A troubadour could wander Europe with impunity. He could gather information without seeming a spy. Only he could find King Richard the Lionhearted and help him escape before England was bankrupted.

And the Romantic hearts of the era added a blood kinship between Alan and Richard. Either as Richard’s illegitimate son, or illegitimate brother, Alan had the motivation to endure great hardship in his quest. In these stories, Alan sits outside the castle and sings a favorite song from Richard’s childhood. But the song is also a code, so the two men plan and effect Richard’s escape so that he can return to England, and and save the land, and Robin Hood, from evil Prince John’s greedy manipulation.


About Phyllis Irene Radford

Irene Radford has been writing stories ever since she figured out what a pencil was for. A member of an endangered species—a native Oregonian who lives in Oregon—she and her husband make their home in Welches, Oregon where deer, bears, coyotes, hawks, owls, and woodpeckers feed regularly on their back deck. A museum trained historian, Irene has spent many hours prowling pioneer cemeteries deepening her connections to the past. Raised in a military family she grew up all over the US and learned early on that books are friends that don’t get left behind with a move. Her interests and reading range from ancient history, to spiritual meditations, to space stations, and a whole lot in between. Mostly Irene writes fantasy and historical fantasy including the best-selling Dragon Nimbus Series and the masterwork Merlin’s Descendants series. In other lifetimes she writes urban fantasy as P.R. Frost or Phyllis Ames, and space opera as C.F. Bentley. Later this year she ventures into Steampunk as someone else. If you wish information on the latest releases from Ms Radford, under any of her pen names, you can subscribe to her newsletter: Promises of no spam, merely occasional updates and news of personal appearances.

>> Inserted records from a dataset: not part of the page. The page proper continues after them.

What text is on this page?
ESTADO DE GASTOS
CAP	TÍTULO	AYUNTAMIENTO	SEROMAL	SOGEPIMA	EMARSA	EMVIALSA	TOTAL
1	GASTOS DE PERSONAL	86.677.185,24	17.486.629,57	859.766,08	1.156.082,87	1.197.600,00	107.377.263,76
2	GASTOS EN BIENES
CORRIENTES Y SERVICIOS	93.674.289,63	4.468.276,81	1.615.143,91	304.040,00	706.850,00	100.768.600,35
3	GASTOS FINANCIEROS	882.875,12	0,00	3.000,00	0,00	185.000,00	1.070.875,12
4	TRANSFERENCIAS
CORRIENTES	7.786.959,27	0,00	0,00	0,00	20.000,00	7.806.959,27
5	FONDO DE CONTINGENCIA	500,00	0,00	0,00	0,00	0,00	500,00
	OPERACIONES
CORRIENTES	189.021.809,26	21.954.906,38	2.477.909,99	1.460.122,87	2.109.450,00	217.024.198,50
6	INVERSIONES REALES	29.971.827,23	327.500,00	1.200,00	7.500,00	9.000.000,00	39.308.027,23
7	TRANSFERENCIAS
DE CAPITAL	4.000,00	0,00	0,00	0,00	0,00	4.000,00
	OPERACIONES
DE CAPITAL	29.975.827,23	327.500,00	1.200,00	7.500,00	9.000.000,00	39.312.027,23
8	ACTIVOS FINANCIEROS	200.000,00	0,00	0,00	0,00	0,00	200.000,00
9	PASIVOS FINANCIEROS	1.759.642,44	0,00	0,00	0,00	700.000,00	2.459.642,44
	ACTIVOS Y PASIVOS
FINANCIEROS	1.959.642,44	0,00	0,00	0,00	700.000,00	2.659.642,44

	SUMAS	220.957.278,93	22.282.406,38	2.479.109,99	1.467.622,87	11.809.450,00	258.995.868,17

Robin Hood’s Merry Men: Alan a Dale — 2 Comments

  1. 14th century was before the Council of Trent. Under canon law, the exchange of the words of marriage (the vows) constituted a marriage, regardless of the presence of a priest or, indeed, any witnesses.

    • Good point! I did mention common law marriage, meaning the declaration of marriage without the benefit of clergy. Many rural locations only had access to an itinerant priest who came once a year–if that–to formalize marriages, baptisms, and funeral rites. English couples eloped to Scotland where the common law declaration held until more recent times. I believe the blacksmith in Gretna Green was the first dwelling across the border and he “presided” over countless weddings.